Organizations can often ask:
- Does the vendor have security controls?
- Does the organization have an AI policy?
- Was the model documented?
- Was risk reviewed before deployment?
But they also need to ask:
- What actions is the system authorized to perform?
- How are constraints enforced during operation?
- What prevents unauthorized escalation?
- Can decisions and actions be audited after the fact?
Runtime governance asks different questions.
What is the system allowed to do?
Autonomous systems need explicit boundaries around authority, delegated permissions, action scope, and escalation paths.
Is the proposed action allowed?
Before an action proceeds, the system should evaluate applicable policies, constraints, evidence, risk conditions, and approval requirements.
When does a decision become an action?
Runtime governance must define the boundary between analysis, recommendation, authorization, and execution.
What record proves governance operated?
Organizations need traceable evidence of decisions, constraints, approvals, denials, and execution outcomes.
Who or what authorized the action?
Runtime governance requires clear accountability for automated actions, human approvals, policy decisions, and system behavior.
Can governance capability be assessed?
Buyers and risk teams need a way to evaluate whether runtime governance capabilities exist, operate, and produce defensible evidence.
Why this matters for autonomous and agentic AI.
As AI systems become more capable, they increasingly participate in operational workflows. They may retrieve sensitive information, invoke tools, recommend decisions, coordinate tasks, interact with software systems, or prepare actions for execution.
- AI agents may operate across multiple systems and tools.
- Automated workflows may affect customers, employees, infrastructure, or business processes.
- Decision boundaries may become difficult to inspect after deployment.
- Human oversight may be inconsistent, delayed, or poorly documented.
- Procurement and risk teams may lack criteria for evaluating runtime control.
- Vendors may struggle to prove how autonomy is governed.

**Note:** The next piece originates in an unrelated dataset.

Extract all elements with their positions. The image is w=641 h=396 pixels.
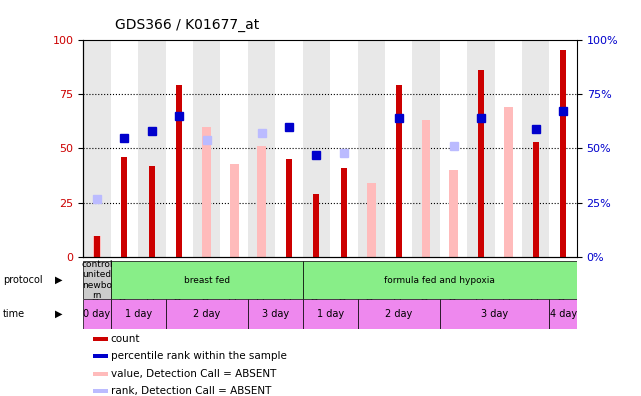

The more an AI system can do, the more important it becomes to govern not only the model, but the decision-to-action pathway.
AGCP was created for this transition.
The AI Governance Control Plane, or AGCP, focuses on runtime governance capability for autonomous, agentic, and AI-enabled decision systems. It provides a framework for evaluating whether governance is connected to operational behavior, not merely documented as organizational intent.
Governance control-plane architecture
AGCP defines a control-plane approach for mediating AI-enabled decisions, constraints, approvals, and execution authorization.
Assessment criteria
AGCP supports evaluation of runtime governance capabilities, including authority boundaries, policy evaluation, evidence handling, and execution controls.
Conformance and registry pathway
AGCP is designed to support structured conformance assessment and registry visibility for systems that demonstrate governance capability.
Who needs runtime governance?
Procurement teams
Need criteria for evaluating whether AI vendors can demonstrate governed autonomy and runtime accountability.
Risk and audit teams
Need evidence that governance controls operate, produce records, and can be reviewed after deployment.
Security leaders
Need confidence that AI-enabled actions are authorized, constrained, and aligned with enterprise security requirements.
Enterprise architects
Need architectural patterns for connecting governance requirements to deployed systems and execution pathways.
AI vendors and founders
Need a way to demonstrate runtime governance capability to buyers, risk teams, and enterprise review processes.
Implementation partners
Need repeatable methods for designing, assessing, and improving governed AI systems.
From AI governance to governed AI operation
Runtime governance is the next step in AI assurance. AGCP helps organizations move from policy statements and governance intentions toward assessable, operational governance capabilities for autonomous and agentic systems.